The controls match the aesthetics in that they are more interesting than practical. For most levels, you use the touch-screen, sliding the stylus across the surface to move the cursor on the upper screen. Letting the stylus go releases the scenester, and if you target and release the stylus on yourself, it activates the current power-up. The system works well enough, and while it would have been nice to be able to do a screen swap like Magnetica or use the analog stick like Zuma, speed and precision are the issues here. As mentioned earlier, it never feels like your character can roll or throw a scenester fast enough, and the sensitivity of the touch-screen sometimes gives you a last-minute nudge, resulting in incorrect placement instead of a match.
What works better, oddly enough, are the controls for the boss stages, where you can use the face buttons to throw or roll scenester ninjas. This setup gives more precision to the player, as there's never a time when you feel that you got a bad match due to poor aim. The faults of the control schemes aren't bad enough that you'll loathe the title, but you will sometimes curse it for not obeying you.
From a presentation standpoint, Tokyo Crash Mobs is done well. There's not much to the sound effects beyond hearing your player cheer after getting a combo or hearing the scenesters scream after getting matched, but the music is standard puzzle fare. Somewhat calm and relaxing most of the time, it picks up the tempo when you are in danger of losing. Graphically, the game has a clean look despite the use of photographic elements. The environments look nice enough, and even though the scenesters don't sport the best animations, they're colored brightly and clean enough that there is no color confusion. It may not be the best presentation for the system, but when you consider that you're playing a puzzle game, it works better than expected.

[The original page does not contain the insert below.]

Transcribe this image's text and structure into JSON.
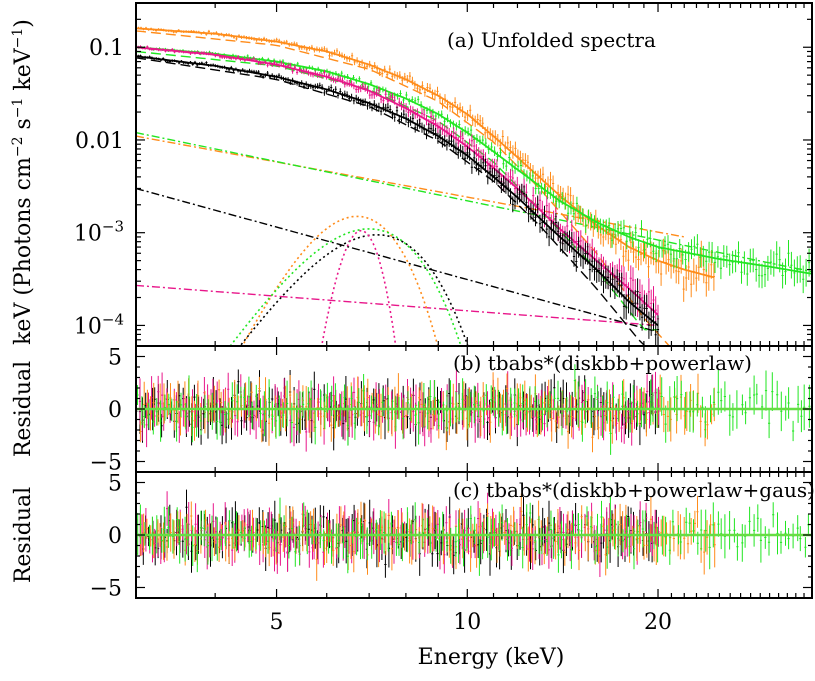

Nintendo has tried to downplay the reliance on 3-D for its system for some time, and this game shows off that line of thinking perfectly. The stereoscopic 3-D is used just about everywhere from the cut scenes to the main menu to the game screen, and it makes things pop a bit more. Post-game menus look a bit fuller if you achieve a gold medal and see the torrent of confetti. The stages also "pop" since the people appear completely separate from the backgrounds, but unlike some of Nintendo's earlier titles, the 3-D doesn't provide an advantage when compared to playing the game in 2-D.
In the end, Tokyo Crash Mobs is a good puzzle game that is both helped and hurt by its oddball presentation. On the one hand, the use of people and the off-the-wall cut scenes bookending each level give you some motivation to progress even if the rewards are strange. On the other hand, the presentation can make it difficult to figure out where your person is going to land, potentially ruining a scenario and making you lose the match. Still, the gameplay is solid enough and the presentation unique enough that you'll remain committed to playing just one more match after losing for the umpteenth time. Given Tokyo Crash Mob's $5.99 price tag, puzzle fans on the 3DS will find some enjoyment as they satisfy their match-three itch with this title.